Among the exotic species, the most common grasses were Kentucky bluegrass, crested wheatgrass and smooth brome. The most frequent noxious weeds were spotted knapweed, cheat grass and kochia.

"While some exotic species are useful for management, they may have undesirable impacts on the stability of roadside vegetation," Meier cautioned. "Exotic species should be used with care to minimize the impacts on adjacent farm or range land. Especially invasive noxious weeds can never be recommended for revegetation."

Exotic grasses like Kentucky bluegrass are beautiful and can establish themselves quickly, Meier continued. They can, however, move into rangeland and ultimately reduce the diversity in an area.

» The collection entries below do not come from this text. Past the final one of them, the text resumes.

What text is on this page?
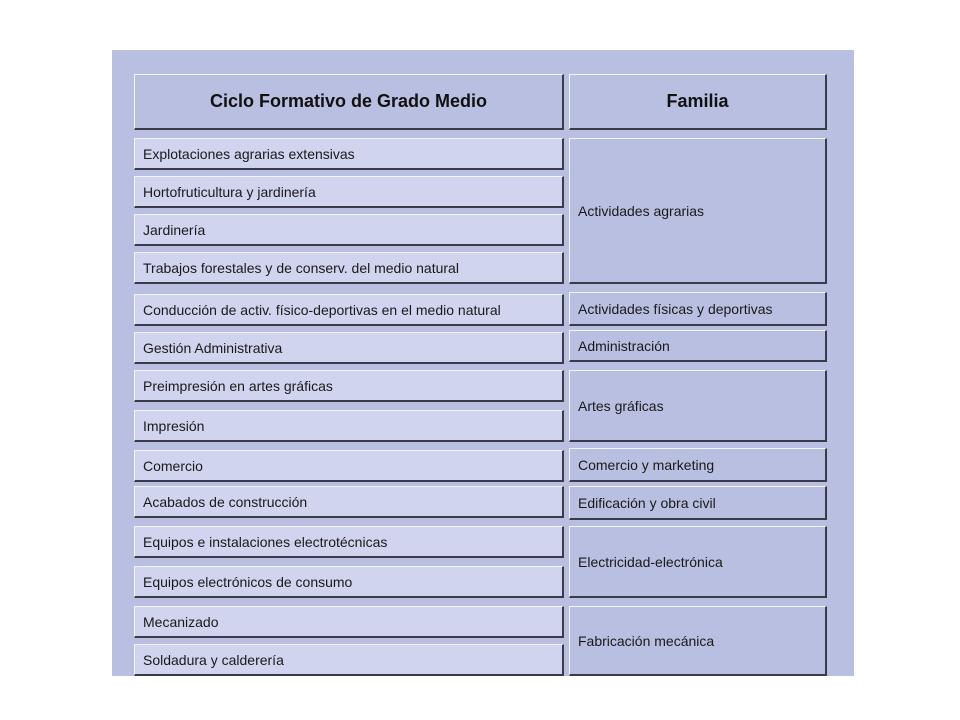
Ciclo Formativo de Grado Medio	Familia
Explotaciones agrarias extensivas
Hortofruticultura y jardinería
Jardinería
Trabajos forestales y de conserv. del medio natural
Conducción de activ. físico-deportivas en el medio natural
Gestión Administrativa
Preimpresión en artes gráficas
Impresión
Comercio
Acabados de construcción
Equipos e instalaciones electrotécnicas
Equipos electrónicos de consumo
Mecanizado
Soldadura y calderería
Actividades agrarias
Actividades físicas y deportivas
Administración
Artes gráficas
Comercio y marketing
Edificación y obra civil
Electricidad-electrónica
Fabricación mecánica
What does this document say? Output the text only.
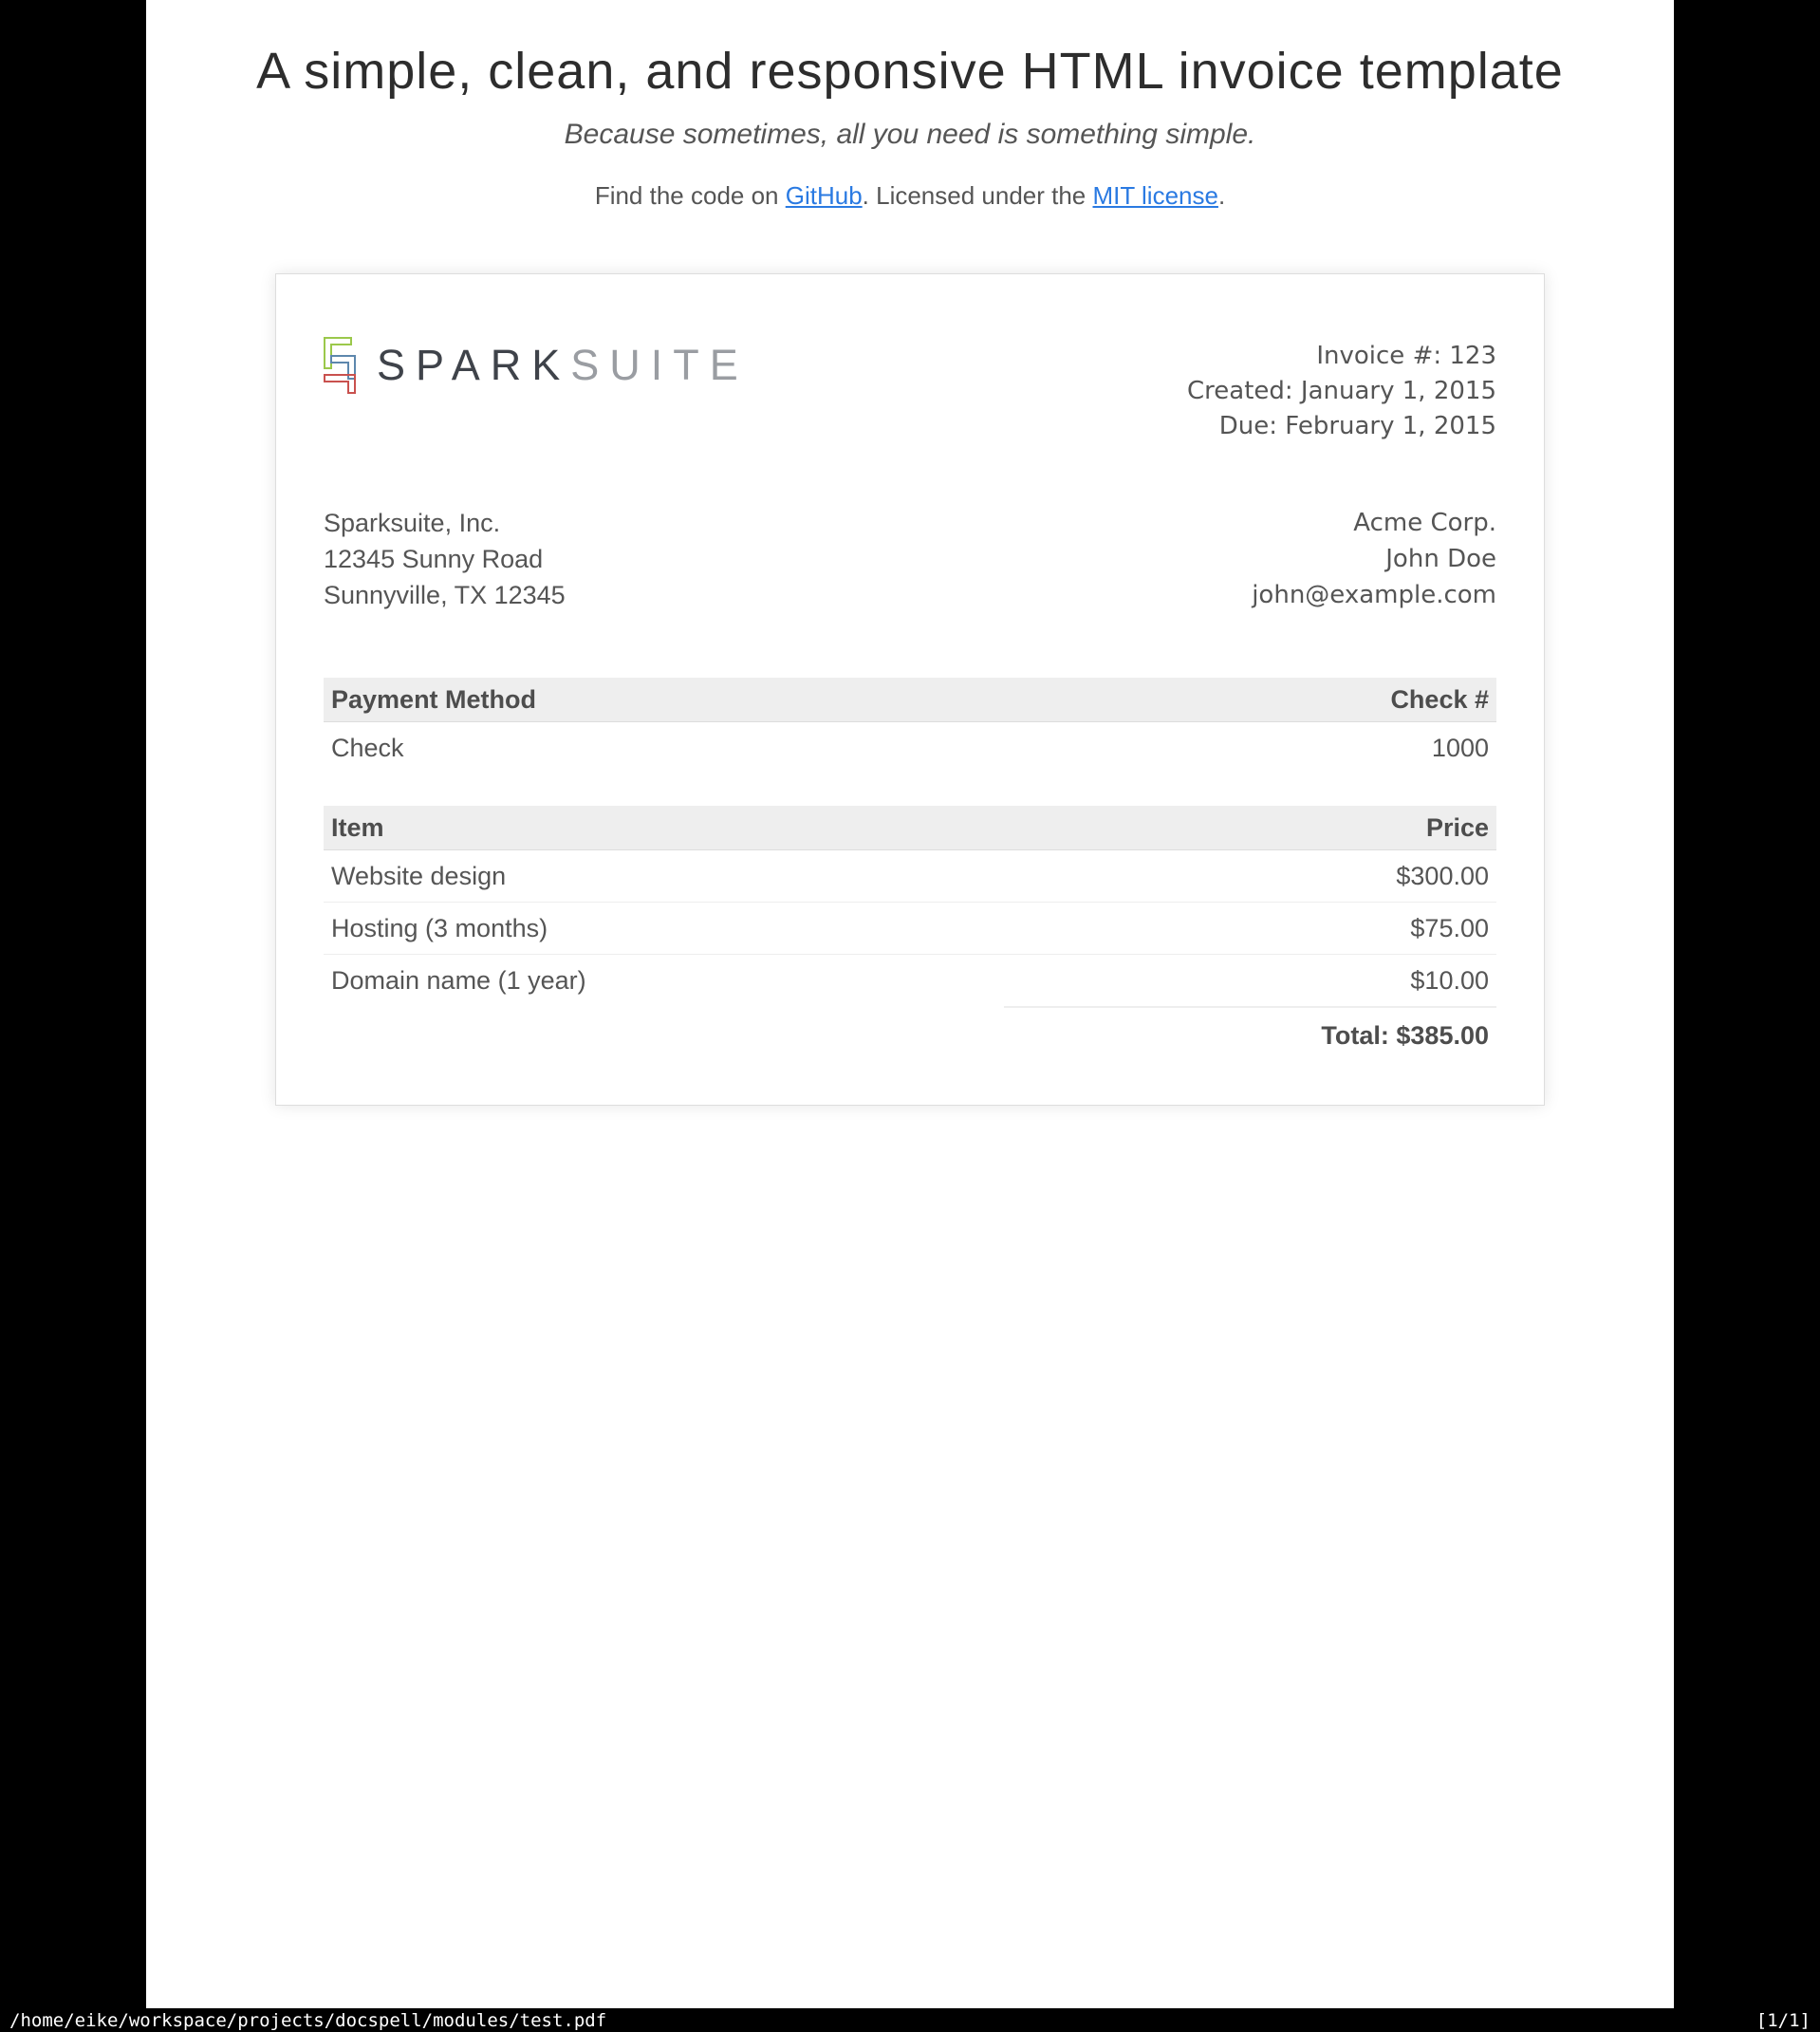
A simple, clean, and responsive HTML invoice template

Because sometimes, all you need is something simple.

Find the code on GitHub. Licensed under the MIT license.

SPARKSUITE	Invoice #: 123
Created: January 1, 2015
Due: February 1, 2015
Sparksuite, Inc.
12345 Sunny Road
Sunnyville, TX 12345
Acme Corp.
John Doe
john@example.com
Payment Method	Check #
Check	1000
Item	Price
Website design	$300.00
Hosting (3 months)	$75.00
Domain name (1 year)	$10.00
	Total: $385.00
/home/eike/workspace/projects/docspell/modules/test.pdf	[1/1]
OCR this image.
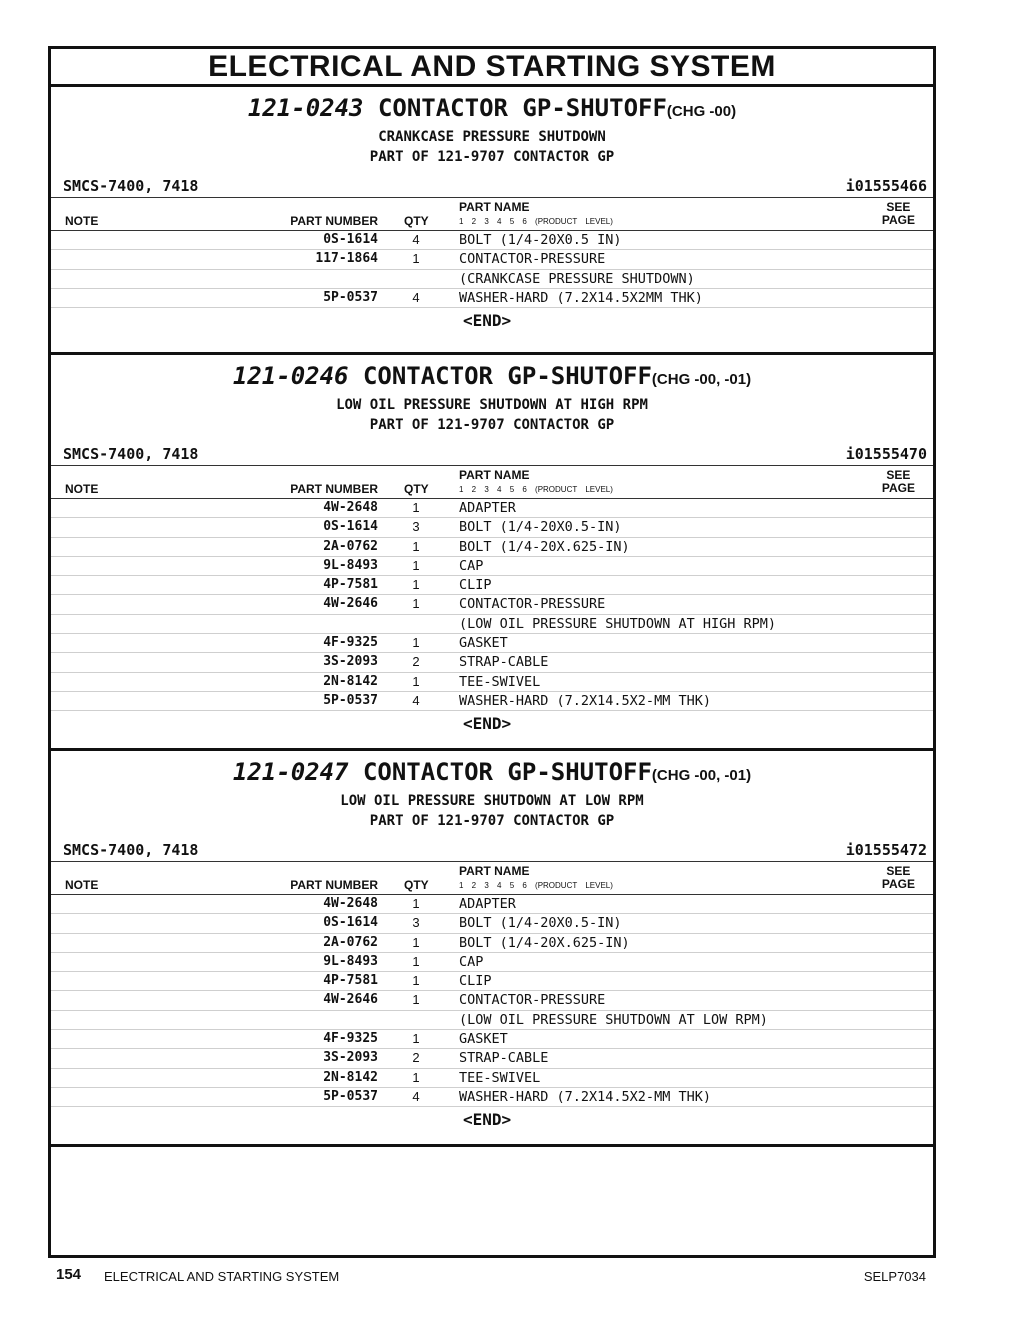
ELECTRICAL AND STARTING SYSTEM
121-0243 CONTACTOR GP-SHUTOFF(CHG -00)
CRANKCASE PRESSURE SHUTDOWN
PART OF 121-9707 CONTACTOR GP
SMCS-7400, 7418	i01555466
NOTE	PART NUMBER QTY
PART NAME
1 2 3 4 5 6 (PRODUCT LEVEL)
SEE
PAGE
0S-1614	4	BOLT (1/4-20X0.5 IN)
117-1864	1	CONTACTOR-PRESSURE
(CRANKCASE PRESSURE SHUTDOWN)
5P-0537	4	WASHER-HARD (7.2X14.5X2MM THK)
<END>
121-0246 CONTACTOR GP-SHUTOFF(CHG -00, -01)
LOW OIL PRESSURE SHUTDOWN AT HIGH RPM
PART OF 121-9707 CONTACTOR GP
SMCS-7400, 7418	i01555470
NOTE	PART NUMBER QTY
PART NAME
1 2 3 4 5 6 (PRODUCT LEVEL)
SEE
PAGE
4W-2648	1	ADAPTER
0S-1614	3	BOLT (1/4-20X0.5-IN)
2A-0762	1	BOLT (1/4-20X.625-IN)
9L-8493	1	CAP
4P-7581	1	CLIP
4W-2646	1	CONTACTOR-PRESSURE
(LOW OIL PRESSURE SHUTDOWN AT HIGH RPM)
4F-9325	1	GASKET
3S-2093	2	STRAP-CABLE
2N-8142	1	TEE-SWIVEL
5P-0537	4	WASHER-HARD (7.2X14.5X2-MM THK)
<END>
121-0247 CONTACTOR GP-SHUTOFF(CHG -00, -01)
LOW OIL PRESSURE SHUTDOWN AT LOW RPM
PART OF 121-9707 CONTACTOR GP
SMCS-7400, 7418	i01555472
NOTE	PART NUMBER QTY
PART NAME
1 2 3 4 5 6 (PRODUCT LEVEL)
SEE
PAGE
4W-2648	1	ADAPTER
0S-1614	3	BOLT (1/4-20X0.5-IN)
2A-0762	1	BOLT (1/4-20X.625-IN)
9L-8493	1	CAP
4P-7581	1	CLIP
4W-2646	1	CONTACTOR-PRESSURE
(LOW OIL PRESSURE SHUTDOWN AT LOW RPM)
4F-9325	1	GASKET
3S-2093	2	STRAP-CABLE
2N-8142	1	TEE-SWIVEL
5P-0537	4	WASHER-HARD (7.2X14.5X2-MM THK)
<END>
154 ELECTRICAL AND STARTING SYSTEM	SELP7034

Native species, on the other hand, can lower the cost of maintaining roadside vegetation, Meier said. They can discourage weed infestation. In 1994, President Clinton told federal agencies to use native plants for landscaping to minimize the adverse effects on natural habitats.

Meier completed the roadside project in 1996 and received the Gary Lynch Award for her work. The award is given by the biology department at MSU-Bozeman in memory of Lynch, a graduate student who was killed in a car accident in the 1970s. Meier's work was funded by the Montana Department of Transportation and the MSU-Bozeman biology department.